6・3地方選挙当日に発生した投票用紙不足問題と、その後に続いた蚕室開票所の封鎖抗議をめぐる議論が、芸能人のSNSに飛び火している。一部のネットユーザーが、過去の政治的問題で声を上げた芸能人に対し、「今回も口を開け」とコメントを浴びせ、圧力をかけているのだ。
7日、俳優のチョ・インソンとパク・ボヨンのSNSアカウントには、蚕室の抗議参加者への「先払い決済」を要求したり、過去の発言を問題視するコメントが相次いだ。

チョ・インソンのSNSには、「今なぜ沈黙しているのか」、「イ・ジェミョン政権で為替レート1530円(※ウォンか円かは文脈次第ですが、原文ママ)になったのに、なぜ静かなのか」、「弾劾に賛成しておいて、今回の参政権侵害および不正選挙疑惑にはなぜ口を閉ざしているのか」などの書き込みが寄せられた。チョ・インソンは以前、放送で2024年の12・3非常戒厳当時、為替レートの急騰で困難を経験したと明かしている。
パク・ボヨンのSNSにも同様のコメントが続いた。「概念ある芸能人のふりして、選択的正義だったのか」、「今回の地方選挙には一言もないね」などの反応が投稿された。パク・ボヨンは非常戒厳直後、ユン・ソクヨル前大統領の弾劾を求める集会が続いていた当時、ファンに対して「今日も何事もない一日を過ごしてね。寒いからしっかり包まって出かけなきゃ。暖かい春が早く来てほしい」というメッセージを伝えていた。
俳優のイ・ドンウクや少女時代のユリのSNSでも、類似したコメントが確認された。イ・ドンウクには「投票権が制限・剥奪されたのに、なぜじっとしているのか」という書き込みが、ユリには「私たちも飲み物なり応援なりしてあげなきゃダメなんじゃないか」という要求が込められたコメントが寄せられた。

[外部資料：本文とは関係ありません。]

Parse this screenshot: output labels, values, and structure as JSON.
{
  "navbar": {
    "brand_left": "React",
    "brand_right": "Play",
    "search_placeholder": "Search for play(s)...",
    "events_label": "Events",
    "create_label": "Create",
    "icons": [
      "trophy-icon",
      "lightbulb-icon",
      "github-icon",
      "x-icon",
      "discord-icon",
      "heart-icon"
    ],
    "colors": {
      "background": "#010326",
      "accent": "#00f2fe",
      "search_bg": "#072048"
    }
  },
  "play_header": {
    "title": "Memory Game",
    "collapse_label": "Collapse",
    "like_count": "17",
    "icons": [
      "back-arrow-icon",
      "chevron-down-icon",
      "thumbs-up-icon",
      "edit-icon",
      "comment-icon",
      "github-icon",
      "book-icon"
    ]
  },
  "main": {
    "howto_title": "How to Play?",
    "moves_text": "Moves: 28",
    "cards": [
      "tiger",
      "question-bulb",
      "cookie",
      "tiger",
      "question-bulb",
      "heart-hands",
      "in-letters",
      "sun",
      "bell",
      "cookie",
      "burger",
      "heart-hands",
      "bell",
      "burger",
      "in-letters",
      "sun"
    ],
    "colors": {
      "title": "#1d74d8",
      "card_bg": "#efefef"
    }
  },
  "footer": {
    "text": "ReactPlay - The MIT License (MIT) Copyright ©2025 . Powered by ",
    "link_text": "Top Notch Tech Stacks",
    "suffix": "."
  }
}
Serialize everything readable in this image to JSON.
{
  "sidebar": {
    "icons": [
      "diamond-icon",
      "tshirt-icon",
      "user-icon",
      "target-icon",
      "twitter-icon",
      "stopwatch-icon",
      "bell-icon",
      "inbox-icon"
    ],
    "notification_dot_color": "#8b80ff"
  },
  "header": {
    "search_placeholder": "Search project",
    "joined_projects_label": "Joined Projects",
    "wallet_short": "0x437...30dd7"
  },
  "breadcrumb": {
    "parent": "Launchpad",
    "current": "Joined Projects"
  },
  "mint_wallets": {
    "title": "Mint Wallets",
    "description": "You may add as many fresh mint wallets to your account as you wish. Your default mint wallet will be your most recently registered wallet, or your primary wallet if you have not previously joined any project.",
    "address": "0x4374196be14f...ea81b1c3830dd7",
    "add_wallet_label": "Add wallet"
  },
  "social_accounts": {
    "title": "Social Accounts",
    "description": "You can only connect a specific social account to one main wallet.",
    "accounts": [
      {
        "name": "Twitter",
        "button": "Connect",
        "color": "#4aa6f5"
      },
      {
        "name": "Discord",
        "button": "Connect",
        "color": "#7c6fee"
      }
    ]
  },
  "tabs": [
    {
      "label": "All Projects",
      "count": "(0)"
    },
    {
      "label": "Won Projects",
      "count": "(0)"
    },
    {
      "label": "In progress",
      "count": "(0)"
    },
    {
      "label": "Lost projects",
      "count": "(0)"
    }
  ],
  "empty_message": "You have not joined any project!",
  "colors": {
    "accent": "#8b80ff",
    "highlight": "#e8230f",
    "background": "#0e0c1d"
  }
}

このように、過去の特定の政治的課題で発言した芸能人を対象に、今回の事態への立場を要求する現象は、単なる意見表明を超えて、陣営論理で相手を圧迫・攻撃する様相を帯びている。特に、現在の進歩政権を狙った保守系ネットユーザーの感情が強く反映されていると解釈される。
問題は、このような「コメント政治」が、芸能人個人の意思とは無関係に特定の立場を強制すると同時に、社会全体を極端な対立構図へと追いやっている点である。過去の非常戒厳や弾劾政局において、片方の陣営に立ったという理由だけで反対側から「沈黙」を非難され、逆の場合も同様の攻撃が繰り広げられ、対話や妥協が消えた「陣営間の監視と制裁」の悪循環が続いている。
専門家は「投票用紙不足問題は、選挙行政のミスという技術的問題と見る余地が大きいが、これが政治的に極端化され、社会対立を増幅させる道具に転落している」とし、「芸能人があらゆる政治的課題について立場を表明すべきだという要求自体が無理であり、それを口実に攻撃する行為は、社会の分裂をさらに深めるだけだ」と指摘する。
韓国社会は、すでに何度もの大統領選、総選挙、弾劾政局を経て、陣営間の信頼が地に落ちている。今回の選挙過程で明らかになった行政の未熟さまでもが、「味方」と「敵」を区別する物差しとして使われ、問題の本質よりも誰がどのような立場を取ったかだけに集中する風潮が深刻化している。
ある市民は「投票用紙が不足したという事実自体は、誰が見ても間違っている」としつつも「芸能人の一言に期待したり怒ったりする文化が、かえって問題の本質を曖昧にし、互いを敵にしているようで残念だ」と語った。
選挙は民主主義の中核的な手続きである。しかし、その過程で発生したミスが政治的に道具化され、誰かの沈黙が即座に「反対側への敵意」と烙印を押される風土の中で、韓国社会はますます深い分裂の沼へと向かっている。今必要なのは、「誰の味方か」を問う前に、共に問題を解決しようとする最小限の対話と信頼である。しかし、そのような声はどこからも聞こえてこない。